The results were startling. Nearly a third of the subjects gave wrong answers because of pressure from the others whom they thought were also experimental subjects like themselves, demonstrating the powerful effect of peer pressure.
There were many subsequent variations to that original experiment, as with having other than Yale students as subjects, changing the size of the “consensus” group, pairing the subject with a “trusted” partner and seeing the effect when that ‘partner’ disagreed, and having a single dissenting member within the collaborators group.
This last variation was most intriguing. Having even one dissenting member in the “collaborator” group would reduce substantially one’s propensity to conform, or to use the popular phrase, of “going along to get along.”
This persuasive power of a dissenting minority of even one to disrupt group consensus has great significance. This effect would be amplified if the dissenter were to be assertive or otherwise be seen as influential or a powerful member of the group. This insight could be leveraged to good use. When working on collaborative projects, leaders often assign someone to be the designated dissenter just to prevent this tendency towards erroneous and dangerous “groupthink.”
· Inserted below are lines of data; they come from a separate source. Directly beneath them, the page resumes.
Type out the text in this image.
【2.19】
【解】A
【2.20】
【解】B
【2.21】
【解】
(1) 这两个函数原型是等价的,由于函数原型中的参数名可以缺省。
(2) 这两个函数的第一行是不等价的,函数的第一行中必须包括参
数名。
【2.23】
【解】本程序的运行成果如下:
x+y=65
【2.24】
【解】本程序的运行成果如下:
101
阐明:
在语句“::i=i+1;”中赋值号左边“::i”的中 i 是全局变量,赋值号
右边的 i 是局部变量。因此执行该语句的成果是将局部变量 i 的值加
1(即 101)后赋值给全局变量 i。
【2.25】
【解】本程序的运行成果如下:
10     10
President Kennedy’s greatest regret was his ordering the Bay of Pigs invasion of Cuba in April 1961. That botched attempt humiliated America, apart from costing precious lives. He had relied on and later blamed the advice of his ‘inbred’ (professionally) group of insiders. He could blame them but he could not escape the ultimate responsibility of having appointed them and then heeding their disastrous advice.
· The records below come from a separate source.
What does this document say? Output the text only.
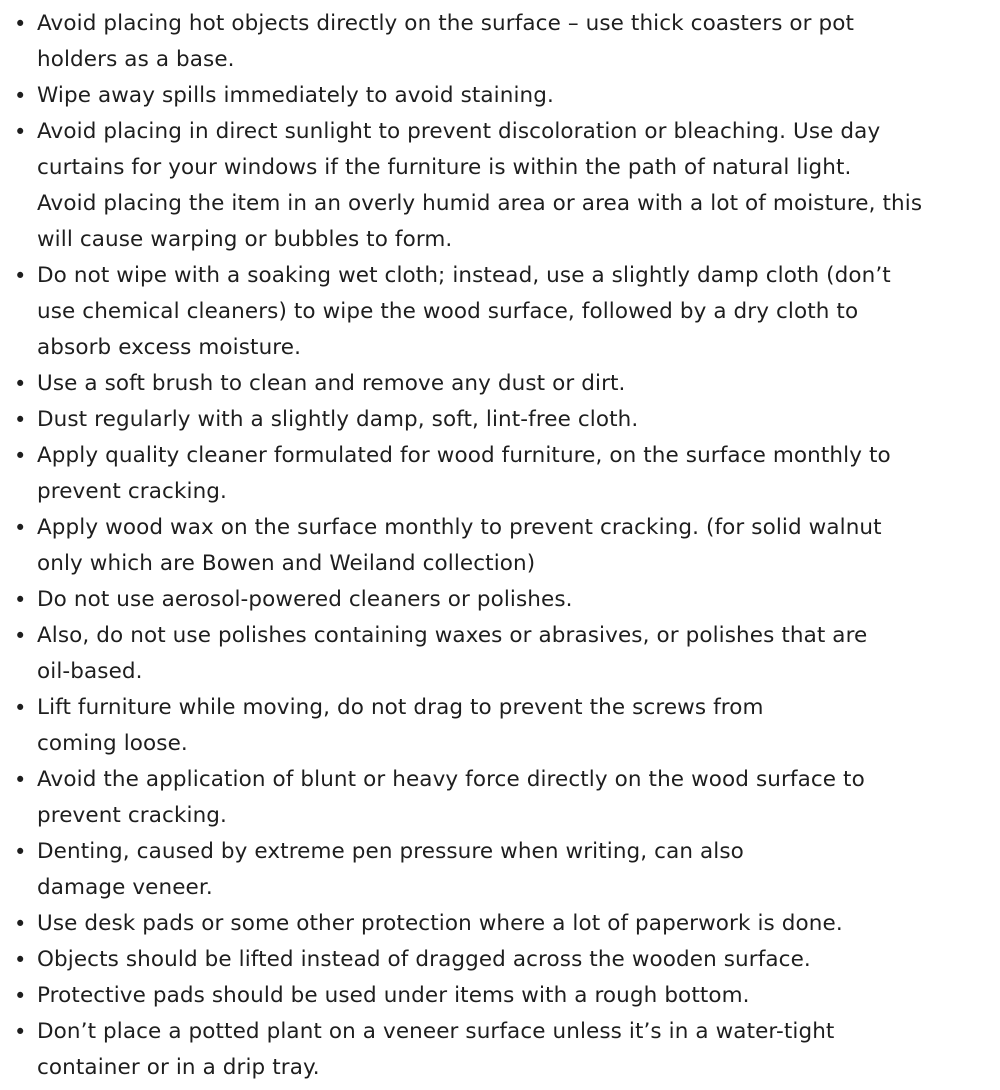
• Avoid placing hot objects directly on the surface – use thick coasters or pot
holders as a base.
• Wipe away spills immediately to avoid staining.
• Avoid placing in direct sunlight to prevent discoloration or bleaching. Use day
curtains for your windows if the furniture is within the path of natural light.
Avoid placing the item in an overly humid area or area with a lot of moisture, this
will cause warping or bubbles to form.
• Do not wipe with a soaking wet cloth; instead, use a slightly damp cloth (don’t
use chemical cleaners) to wipe the wood surface, followed by a dry cloth to
absorb excess moisture.
• Use a soft brush to clean and remove any dust or dirt.
• Dust regularly with a slightly damp, soft, lint-free cloth.
• Apply quality cleaner formulated for wood furniture, on the surface monthly to
prevent cracking.
• Apply wood wax on the surface monthly to prevent cracking. (for solid walnut
only which are Bowen and Weiland collection)
• Do not use aerosol-powered cleaners or polishes.
• Also, do not use polishes containing waxes or abrasives, or polishes that are
oil-based.
• Lift furniture while moving, do not drag to prevent the screws from
coming loose.
• Avoid the application of blunt or heavy force directly on the wood surface to
prevent cracking.
• Denting, caused by extreme pen pressure when writing, can also
damage veneer.
• Use desk pads or some other protection where a lot of paperwork is done.
• Objects should be lifted instead of dragged across the wooden surface.
• Protective pads should be used under items with a rough bottom.
• Don’t place a potted plant on a veneer surface unless it’s in a water-tight
container or in a drip tray.
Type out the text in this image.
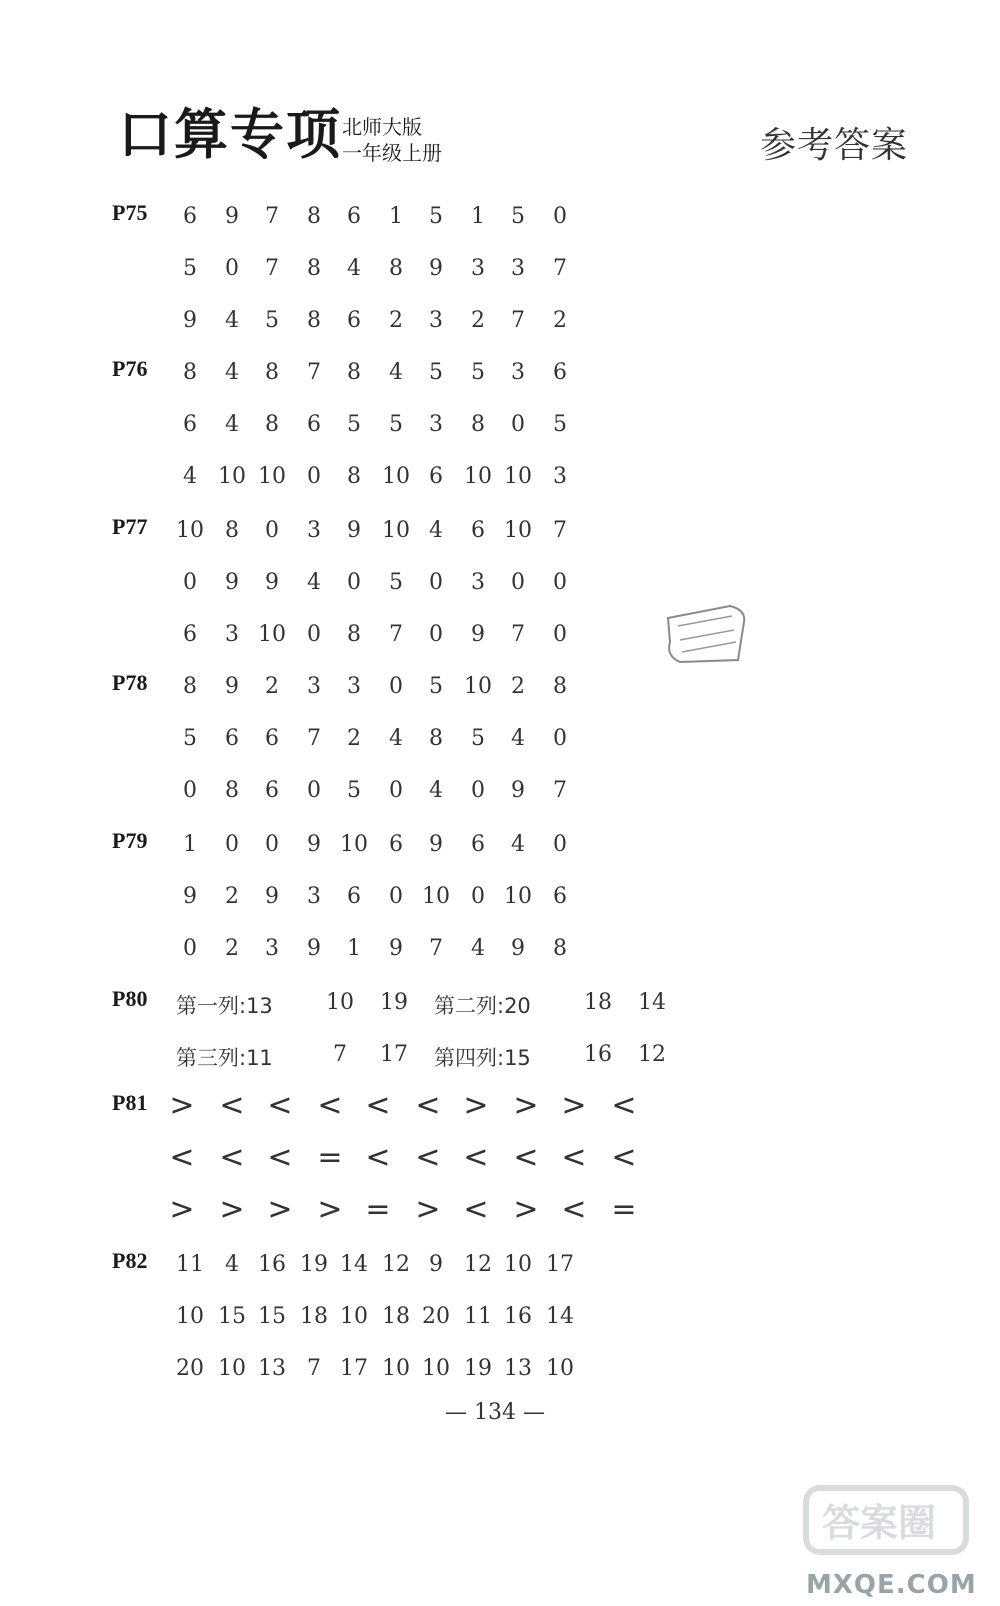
口算专项 北师大版
一年级上册	参考答案
P75	6	9	7	8	6	1	5	1	5	0
5	0	7	8	4	8	9	3	3	7
9	4	5	8	6	2	3	2	7	2
P76	8	4	8	7	8	4	5	5	3	6
6	4	8	6	5	5	3	8	0	5
4 10 10 0	8 10 6 10 10 3
P77 10 8	0	3	9 10 4	6 10 7
0	9	9	4	0	5	0	3	0	0
6	3 10 0	8	7	0	9	7	0
P78	8	9	2	3	3	0	5 10 2	8
5	6	6	7	2	4	8	5	4	0
0	8	6	0	5	0	4	0	9	7
P79	1	0	0	9 10 6	9	6	4	0
9	2	9	3	6	0 10 0 10 6
0	2	3	9	1	9	7	4	9	8
P80 第一列:13	10 19 第二列:20	18 14
第三列:11	7	17 第四列:15	16 12
P81 > < < < < < > > > <
< < < = < < < < < <
> > > > = > < > < =
P82 11 4 16 19 14 12 9 12 10 17
10 15 15 18 10 18 20 11 16 14
20 10 13 7 17 10 10 19 13 10
— 134 —
答案圈
MXQE.COM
This peer pressure effect has a more benign if not hilarious Malaysian version. All it would take for a suggestible group of school girls to go into mass hysteria is for one highly imaginative teenager to see a ghost lurking behind her mosquito net. Soon the whole dorm if not school would be seeing ghosts, with the size and grotesqueness increasing with each afflicted teenager recounting her ‘vision.’
The only thing sillier is for their teachers to call in the bomoh instead of exposing that incident through an exercise in critical thinking.
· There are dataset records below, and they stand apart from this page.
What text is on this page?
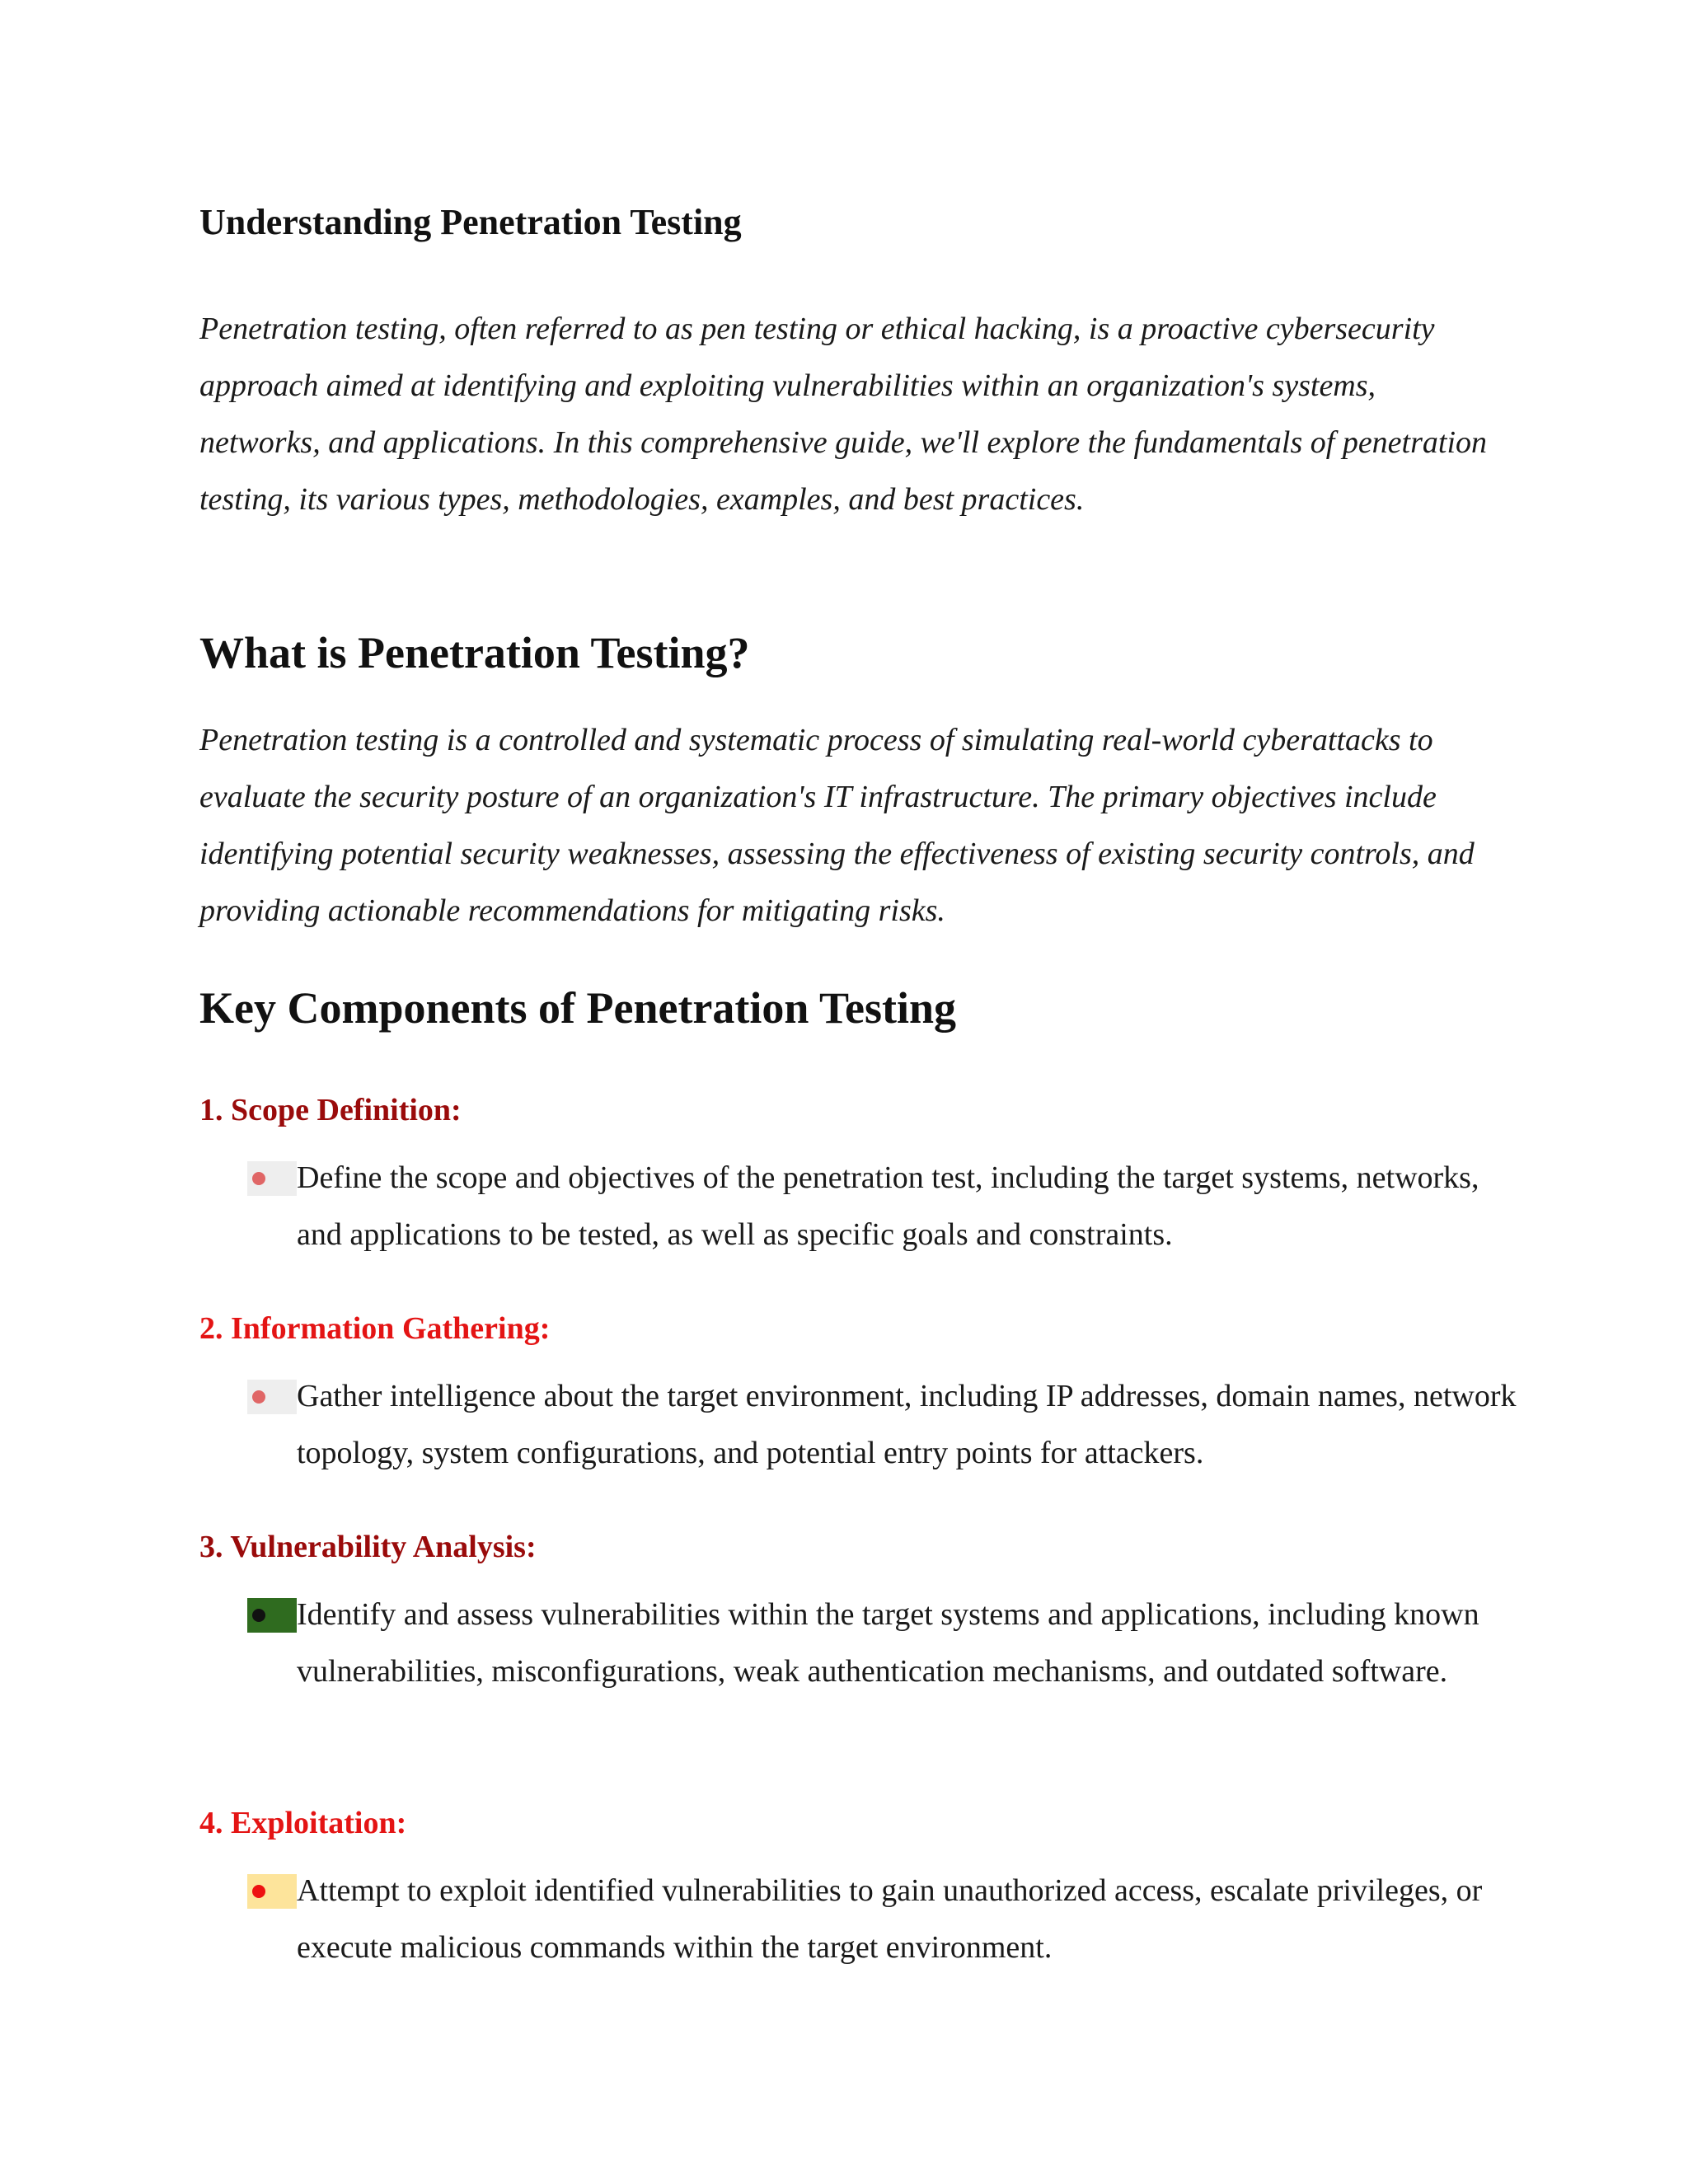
Understanding Penetration Testing

Penetration testing, often referred to as pen testing or ethical hacking, is a proactive cybersecurity approach aimed at identifying and exploiting vulnerabilities within an organization's systems, networks, and applications. In this comprehensive guide, we'll explore the fundamentals of penetration testing, its various types, methodologies, examples, and best practices.

What is Penetration Testing?

Penetration testing is a controlled and systematic process of simulating real-world cyberattacks to evaluate the security posture of an organization's IT infrastructure. The primary objectives include identifying potential security weaknesses, assessing the effectiveness of existing security controls, and providing actionable recommendations for mitigating risks.

Key Components of Penetration Testing
1. Scope Definition:

Define the scope and objectives of the penetration test, including the target systems, networks, and applications to be tested, as well as specific goals and constraints.

2. Information Gathering:

Gather intelligence about the target environment, including IP addresses, domain names, network topology, system configurations, and potential entry points for attackers.

3. Vulnerability Analysis:

Identify and assess vulnerabilities within the target systems and applications, including known vulnerabilities, misconfigurations, weak authentication mechanisms, and outdated software.

4. Exploitation:

Attempt to exploit identified vulnerabilities to gain unauthorized access, escalate privileges, or execute malicious commands within the target environment.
For Muslims, there is the added problem of our sheer reverence for anything related to our faith. This reverence for the Qur’an is not misplaced. However, far too often we trivialize this Holy Book by treating it as an amulet. Critical thinking is never more needed then when reading holy texts or interpreting hadith. The Qur’an contains Allah’s revelations but what gives meaning to those words are the subsequent interpretations. Those are the works of mortals, and as such suffer from all the imperfections inherent in such endeavors. Hence the need for critical thinking in evaluating those ancient treatises. Hadith are not even the words of Allah but those attributed to Prophet Muhammad. The key and operative word here is “attributed.”
Indeed, the salient features of early Islam were the vigorous differences in interpretations of those revelations by our ancient luminaries. Even such basic issues as whether the Qur’an was created or eternal were challenged. Those vigorous disputes led to the subsequent efflorescence of the faith and away from blind acceptance of dogmas. The Mutazilites, or rationalists, exemplified this. It is this unique attribute of ancient Muslims to think critically that we must revive.
Yes, there was a price to pay for those vigorous differences, and a very severe one. The ummah today is still paying for that. That is, the vigorous thinking resulted in the ummah being divided into various sects. As painful and traumatic as that was (it still remains so to this day) that is still preferable to one mass robotic sheep-like mass of unthinking followers.